Shares of alternative-energy providers -- fuel cell stock Bloom Energy (BE 1.80%), solar panel installer Vivint Solar (VSLR), and solar microinverter-maker Enphase Energy (ENPH -8.31%) -- are all on the upswing in Friday end-of-week trading. As of 1:10 p.m. EDT, Bloom stock is trading 3.9% higher, Enphase is up 5.1%, and Vivint is up 7.9%.

Why? Call it a "buy the dip" rally.

Arrow angles up on a green stock chart

Image source: Getty Images.

So what

For much of this past week, shares of alternative energy stocks like Bloom, Vivint, and Enphase have been under pressure. Investors have been avoiding the sector ever since Tesla held its Battery Day, which turned out to be a bit of a dud, depriving alt-energy plays of a hoped-for "halo" effect that might have boosted their shares.

Thus, from Tuesday through close of trading yesterday, shares of Bloom stock were down more than 13%, while Enphase and Vivint suffered more moderate 4% declines.

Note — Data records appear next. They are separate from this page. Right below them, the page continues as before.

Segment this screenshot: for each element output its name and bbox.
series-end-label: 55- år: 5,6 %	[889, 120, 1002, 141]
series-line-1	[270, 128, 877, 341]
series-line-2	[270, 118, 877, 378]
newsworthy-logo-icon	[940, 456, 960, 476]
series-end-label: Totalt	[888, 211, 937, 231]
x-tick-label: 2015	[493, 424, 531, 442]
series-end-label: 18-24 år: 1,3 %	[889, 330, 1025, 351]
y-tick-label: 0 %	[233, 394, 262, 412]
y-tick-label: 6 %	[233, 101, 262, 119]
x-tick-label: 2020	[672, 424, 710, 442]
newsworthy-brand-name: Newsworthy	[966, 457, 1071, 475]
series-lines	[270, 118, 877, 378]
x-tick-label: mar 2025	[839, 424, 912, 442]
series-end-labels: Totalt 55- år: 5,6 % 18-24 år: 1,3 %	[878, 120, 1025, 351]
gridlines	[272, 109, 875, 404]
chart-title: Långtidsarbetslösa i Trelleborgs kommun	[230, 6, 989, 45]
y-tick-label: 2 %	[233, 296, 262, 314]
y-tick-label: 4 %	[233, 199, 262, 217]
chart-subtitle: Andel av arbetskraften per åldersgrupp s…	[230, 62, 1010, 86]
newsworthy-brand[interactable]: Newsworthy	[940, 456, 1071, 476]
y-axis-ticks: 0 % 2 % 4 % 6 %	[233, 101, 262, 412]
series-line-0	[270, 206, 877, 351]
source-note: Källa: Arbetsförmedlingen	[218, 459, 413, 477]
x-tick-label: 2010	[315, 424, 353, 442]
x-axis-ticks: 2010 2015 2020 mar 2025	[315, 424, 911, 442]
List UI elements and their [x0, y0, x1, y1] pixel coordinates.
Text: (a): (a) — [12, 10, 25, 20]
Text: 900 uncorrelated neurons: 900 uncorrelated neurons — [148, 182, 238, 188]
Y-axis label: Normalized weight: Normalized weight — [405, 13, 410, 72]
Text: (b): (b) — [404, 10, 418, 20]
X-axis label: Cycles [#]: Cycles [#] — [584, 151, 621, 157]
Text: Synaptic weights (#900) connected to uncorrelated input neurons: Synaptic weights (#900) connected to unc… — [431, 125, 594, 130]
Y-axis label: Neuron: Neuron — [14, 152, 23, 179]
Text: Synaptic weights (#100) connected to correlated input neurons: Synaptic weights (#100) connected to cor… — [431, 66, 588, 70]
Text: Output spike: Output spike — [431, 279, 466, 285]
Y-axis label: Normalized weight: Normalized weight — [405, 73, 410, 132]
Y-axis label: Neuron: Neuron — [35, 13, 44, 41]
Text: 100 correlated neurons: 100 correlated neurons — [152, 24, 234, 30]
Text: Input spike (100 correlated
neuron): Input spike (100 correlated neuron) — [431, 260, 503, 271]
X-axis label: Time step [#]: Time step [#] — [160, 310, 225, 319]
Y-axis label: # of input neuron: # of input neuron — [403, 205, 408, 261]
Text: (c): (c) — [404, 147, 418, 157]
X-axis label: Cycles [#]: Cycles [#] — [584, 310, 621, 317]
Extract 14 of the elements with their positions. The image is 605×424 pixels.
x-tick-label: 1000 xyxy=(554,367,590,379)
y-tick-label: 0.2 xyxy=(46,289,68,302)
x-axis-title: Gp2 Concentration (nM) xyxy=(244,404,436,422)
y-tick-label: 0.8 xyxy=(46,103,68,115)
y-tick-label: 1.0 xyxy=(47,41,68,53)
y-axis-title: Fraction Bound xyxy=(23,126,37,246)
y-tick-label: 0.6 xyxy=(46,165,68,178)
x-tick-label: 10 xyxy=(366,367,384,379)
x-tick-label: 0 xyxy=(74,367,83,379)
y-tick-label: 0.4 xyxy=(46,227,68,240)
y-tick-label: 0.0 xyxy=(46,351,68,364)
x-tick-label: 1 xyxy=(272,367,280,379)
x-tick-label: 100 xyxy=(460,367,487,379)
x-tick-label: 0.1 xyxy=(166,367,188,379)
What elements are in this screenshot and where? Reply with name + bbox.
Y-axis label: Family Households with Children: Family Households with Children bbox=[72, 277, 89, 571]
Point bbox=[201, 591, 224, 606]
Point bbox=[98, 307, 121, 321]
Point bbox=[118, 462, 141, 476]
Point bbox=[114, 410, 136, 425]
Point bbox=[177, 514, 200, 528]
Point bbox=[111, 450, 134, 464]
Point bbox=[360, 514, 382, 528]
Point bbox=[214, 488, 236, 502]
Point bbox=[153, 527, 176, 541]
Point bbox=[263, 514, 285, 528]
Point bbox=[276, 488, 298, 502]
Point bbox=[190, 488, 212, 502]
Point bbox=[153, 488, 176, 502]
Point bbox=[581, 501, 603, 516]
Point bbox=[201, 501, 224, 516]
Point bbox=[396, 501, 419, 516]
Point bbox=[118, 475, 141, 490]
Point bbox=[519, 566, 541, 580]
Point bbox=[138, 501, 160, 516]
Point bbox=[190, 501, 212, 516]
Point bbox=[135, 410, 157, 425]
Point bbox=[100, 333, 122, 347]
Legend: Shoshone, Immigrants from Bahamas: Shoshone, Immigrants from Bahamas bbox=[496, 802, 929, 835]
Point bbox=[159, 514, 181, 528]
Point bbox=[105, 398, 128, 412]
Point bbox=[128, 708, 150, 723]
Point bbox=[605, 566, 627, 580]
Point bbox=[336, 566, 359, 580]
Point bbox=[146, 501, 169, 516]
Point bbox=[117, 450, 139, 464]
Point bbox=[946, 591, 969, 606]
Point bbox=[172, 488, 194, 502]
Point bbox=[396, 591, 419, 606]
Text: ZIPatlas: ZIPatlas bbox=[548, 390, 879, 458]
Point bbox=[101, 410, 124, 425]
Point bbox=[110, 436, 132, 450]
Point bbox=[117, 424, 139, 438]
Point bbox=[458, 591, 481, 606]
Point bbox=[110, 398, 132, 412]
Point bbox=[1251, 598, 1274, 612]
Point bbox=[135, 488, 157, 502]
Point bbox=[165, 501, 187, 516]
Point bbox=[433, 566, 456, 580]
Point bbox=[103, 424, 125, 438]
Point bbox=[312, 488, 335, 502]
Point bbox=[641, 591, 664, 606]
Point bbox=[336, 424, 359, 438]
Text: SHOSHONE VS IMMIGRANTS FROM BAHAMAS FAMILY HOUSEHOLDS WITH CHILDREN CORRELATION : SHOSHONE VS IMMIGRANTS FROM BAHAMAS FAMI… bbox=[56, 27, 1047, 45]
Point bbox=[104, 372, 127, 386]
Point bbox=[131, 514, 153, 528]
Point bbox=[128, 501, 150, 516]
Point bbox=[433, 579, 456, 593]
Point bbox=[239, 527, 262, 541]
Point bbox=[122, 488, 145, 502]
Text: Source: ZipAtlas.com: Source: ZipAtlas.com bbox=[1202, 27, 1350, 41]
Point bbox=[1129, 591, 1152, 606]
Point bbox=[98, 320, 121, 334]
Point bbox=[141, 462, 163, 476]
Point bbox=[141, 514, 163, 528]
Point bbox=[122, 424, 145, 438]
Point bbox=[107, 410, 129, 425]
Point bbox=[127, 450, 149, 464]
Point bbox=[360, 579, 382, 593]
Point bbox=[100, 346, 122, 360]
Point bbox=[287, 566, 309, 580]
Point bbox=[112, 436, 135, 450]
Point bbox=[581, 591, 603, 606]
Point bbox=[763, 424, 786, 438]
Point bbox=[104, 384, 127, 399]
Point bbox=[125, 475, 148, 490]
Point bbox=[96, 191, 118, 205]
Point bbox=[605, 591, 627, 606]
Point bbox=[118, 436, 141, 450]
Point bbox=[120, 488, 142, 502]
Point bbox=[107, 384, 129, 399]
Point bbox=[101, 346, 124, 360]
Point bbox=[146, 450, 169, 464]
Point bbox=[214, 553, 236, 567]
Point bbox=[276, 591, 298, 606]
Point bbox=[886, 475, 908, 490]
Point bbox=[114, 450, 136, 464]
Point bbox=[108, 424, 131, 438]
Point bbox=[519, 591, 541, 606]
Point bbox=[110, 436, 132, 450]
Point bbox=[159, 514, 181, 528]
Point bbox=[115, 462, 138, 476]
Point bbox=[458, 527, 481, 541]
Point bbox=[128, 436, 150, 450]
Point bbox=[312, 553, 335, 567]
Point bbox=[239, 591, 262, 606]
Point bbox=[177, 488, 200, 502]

But it seems there's only so much pessimism investors can sustain about stocks that are up more than 200% (Enphase), 300% (Bloom), and 400% (Vivint) over the past year.

Eventually, investors just want to get back in and keep riding the rally.

Now what

If you ask me, this is just what we're seeing today. There's no other news to explain why Bloom, Enphase, and Vivint are bouncing today, after all.

None of the three companies have made any substantive announcements in the last several days, such as might spark a broad rally in prices. Nor have any Wall Street analysts chimed in, said "enough is enough," and declared these stocks so cheap that they have become bargains. (Nor should they. Even after this week's declines, Enphase still costs 39 times forward earnings -- and it's the cheapest of the bunch!)

Rather, I see this as a classic "buy the dip" rally. These stocks still aren't cheap -- but they're cheaper than they were at the start of the week, and that, combined with a history of strong price gains over the past year, is enough to entice momentum investors to buy back in.